那天路过老街巷口的易理轩,木质招牌被风吹得吱呀作响,鬼使神差就踏了进去,白须飘飘的老师傅推了推铜框眼镜,捏着我的生辰八字细细端详半晌,末了抚掌笑道:“小姑娘这是天生的享福命格。”我攥着发皱的挂号单愣在原地,倒不是惊喜,反而像捧了块烫手山芋——从小到大搬过七次家、挤过十年员工宿舍的人,真配得上这四个字吗?
晨光总爱先吻醒我的窗台,住在老城区改造后的电梯公寓顶楼,推开落地窗就能看见梧桐树梢的新芽蹭着蓝天打旋儿,楼下早餐铺的王婶早摸透了我的口味,每天准时送来冒着热气的虾饺和豆浆,瓷碗底还藏着颗剥好的卤蛋,这样的日子持续三年了,某天整理旧物时翻出租房合同才惊觉,原来当初签的是“人才引进保障性住房”,政府补贴竟悄悄兜住了我全部的漂泊感。

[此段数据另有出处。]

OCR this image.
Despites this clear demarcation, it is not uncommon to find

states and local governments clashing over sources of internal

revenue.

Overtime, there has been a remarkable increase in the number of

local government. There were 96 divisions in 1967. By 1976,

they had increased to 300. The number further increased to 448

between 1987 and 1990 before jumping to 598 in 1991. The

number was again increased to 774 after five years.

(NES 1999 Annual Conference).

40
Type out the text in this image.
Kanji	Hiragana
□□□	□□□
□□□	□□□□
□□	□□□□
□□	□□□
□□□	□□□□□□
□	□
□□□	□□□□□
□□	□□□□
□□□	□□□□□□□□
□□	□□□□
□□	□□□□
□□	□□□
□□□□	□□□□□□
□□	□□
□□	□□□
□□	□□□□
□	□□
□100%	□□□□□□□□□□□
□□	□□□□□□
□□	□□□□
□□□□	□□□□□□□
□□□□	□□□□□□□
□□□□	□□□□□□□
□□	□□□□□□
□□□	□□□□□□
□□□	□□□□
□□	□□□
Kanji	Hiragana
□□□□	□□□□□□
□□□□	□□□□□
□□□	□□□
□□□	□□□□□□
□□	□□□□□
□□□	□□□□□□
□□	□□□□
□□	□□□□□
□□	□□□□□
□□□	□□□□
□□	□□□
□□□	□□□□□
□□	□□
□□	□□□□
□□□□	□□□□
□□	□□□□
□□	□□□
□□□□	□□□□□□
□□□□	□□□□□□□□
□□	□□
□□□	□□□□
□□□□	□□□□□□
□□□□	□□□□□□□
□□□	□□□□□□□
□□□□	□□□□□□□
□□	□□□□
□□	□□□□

午后的办公室永远飘着茉莉香,部门主管总把重要项目分给我这个入职不到两年的新人,她说看我熬夜改方案时眼里的光,像极了年轻时敢闯敢拼的自己,上周团建去温泉山庄,同事们围着火炉剥橘子,财务大姐突然掏出手工织的羊绒围巾往我脖子上比划:“你皮肤白衬枣红色最好看。”那些带着体温的礼物堆满书桌角落,让我恍惚觉得这不是职场,倒像是场永不散场的家庭聚会。
暮色里的厨房最是治愈时刻,母亲视频通话时总抱怨我不会做饭,可每次寄来的真空包装里,连葱花都按炒菜顺序分装在小玻璃瓶里,合租室友小林默默修好了我总跳闸的电饭煲,还在冰箱贴上手绘版食材保质期提醒表,某个加班晚归的雨夜,发现玄关亮着盏暖黄小夜灯,鞋柜里摆着烘干除臭过的棉拖鞋,潮湿的水汽混着薰衣草香瞬间蒸腾了满身疲惫。
如今再想起算命先生的话,倒觉得所谓“享福”未必是锦衣玉食堆砌出来的,或许是清晨第一缕阳光恰好落在书页的位置,是陌生人递来的善意有了回响,是平凡日常里那些被妥帖安放的小确幸,就像此刻窗外飘起细雪,我裹着母亲织的毛衣捧起热茶,忽然明白最好的福气,原是有人知你冷暖,念你安康。